Maryland Carey Law Professor Martha Ertman has been awarded a Fulbright Canada Traditional Scholar Award for the spring 2024 semester. Her project on contract-based reparations for racial injustice will take her to McGill University in Montreal to teach and conduct research.
Deeply affected by the racial injustice that rose in awareness during the COVID-19 pandemic, Ertman’s Fulbright project developed around a resolution to focus her work in contracts and commercial law to address this issue.
“I am not an expert in criminal defense or other areas that have traditionally been part of this conversation,” said Ertman, “but I view it as an ethical imperative to use the tools in my reach to be part of reparative efforts."
So began Ertman’s long-term project to develop a new, contract-based way to approach the idea of reparations for past racial injustice. Contracts that have been historically discriminatory, she reasoned, could instead be designed to right past and current wrongs.

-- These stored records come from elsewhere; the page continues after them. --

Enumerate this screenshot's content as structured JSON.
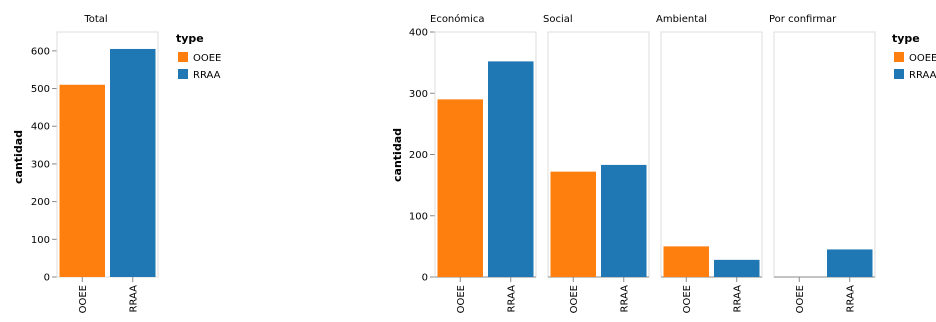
{
  "chart_data": [
    {
      "type": "bar",
      "title": "Total",
      "categories": [
        "OOEE",
        "RRAA"
      ],
      "values": [
        510,
        605
      ],
      "colors": [
        "#ff7f0e",
        "#1f77b4"
      ],
      "ylabel": "cantidad",
      "ylim": [
        0,
        650
      ],
      "yticks": [
        0,
        100,
        200,
        300,
        400,
        500,
        600
      ],
      "legend": {
        "title": "type",
        "entries": [
          "OOEE",
          "RRAA"
        ],
        "colors": [
          "#ff7f0e",
          "#1f77b4"
        ],
        "placement": "right"
      }
    },
    {
      "type": "bar",
      "ylabel": "cantidad",
      "ylim": [
        0,
        400
      ],
      "yticks": [
        0,
        100,
        200,
        300,
        400
      ],
      "categories": [
        "OOEE",
        "RRAA"
      ],
      "colors": [
        "#ff7f0e",
        "#1f77b4"
      ],
      "facets": [
        {
          "title": "Económica",
          "values": [
            290,
            352
          ]
        },
        {
          "title": "Social",
          "values": [
            172,
            183
          ]
        },
        {
          "title": "Ambiental",
          "values": [
            50,
            28
          ]
        },
        {
          "title": "Por confirmar",
          "values": [
            0,
            45
          ]
        }
      ],
      "legend": {
        "title": "type",
        "entries": [
          "OOEE",
          "RRAA"
        ],
        "colors": [
          "#ff7f0e",
          "#1f77b4"
        ],
        "placement": "right"
      }
    }
  ]
}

In 2022, she published “Reparations for Racial Wealth Disparities as Remedy for Social Contract Breach,” in Duke Law’s Law and Contemporary Problems. The article explores the feasibility of a restitution-based remedy for wealth disparities, which she argues are caused by discriminatory debt-based government policies, in the medical debt context.
Ertman also created a new seminar, taught at Maryland Carey Law for the first time in spring 2023. The course gives students historical context and evidence that justifies reparative remedies for racial injustice, as well as the forms that reparation has taken in various contexts, barriers to implementation, and possible reparative programs for the future.
At McGill, she will teach Foundational Transactional Skills, a course on how to read and write debt contracts. The class, she says, “pairs nicely with the reparations research because reparations necessarily involve repayment of a long-overdue debt.” Her research will build on the Duke article and involve the study of Canada’s innovative approaches to reparations for injustices against Indigenous peoples.
Ertman expects output from the Fulbright project to include a law review article and, in time, a book designed for use by lawyers and activists. She also hopes to collaborate with Canadian scholars.
Ertman is the Carole & Hanan Sibel Research Professor at the University of Maryland Francis King Carey School of Law. Over the past 30 years, she has written four books, 15 law review articles, and many other book chapters, essays, reviews, and op-eds. Those include her 2005 book Rethinking Commodification (NYU Press, ed. with Joan Williams); Developing Professional Skills: Secured Transactions (2018), the course books for 1L Contracts classes and for the Foundational Professional Skills course; and her 2015 book Love’s Promises: How Contracts and Deals Shape All Kinds of Families (Beacon Press), which translates her academic writing about contracts and not-legally-binding “deals” in reproductive technology, adoption, cohabitation, and marriage for readers outside of law schools.
Before joining the Maryland Carey Law faculty in 2007, she taught at the University of Utah and University of Denver law schools. She has also been a visiting faculty member at the universities of Michigan, Connecticut, and Oregon. Prior to entering academia, she clerked for the Honorable Peter H. Beer, a U.S. district court judge in Louisiana, and practiced law at Davis, Wright Tremaine in Seattle.
Ertman is a member of the American Law Institute.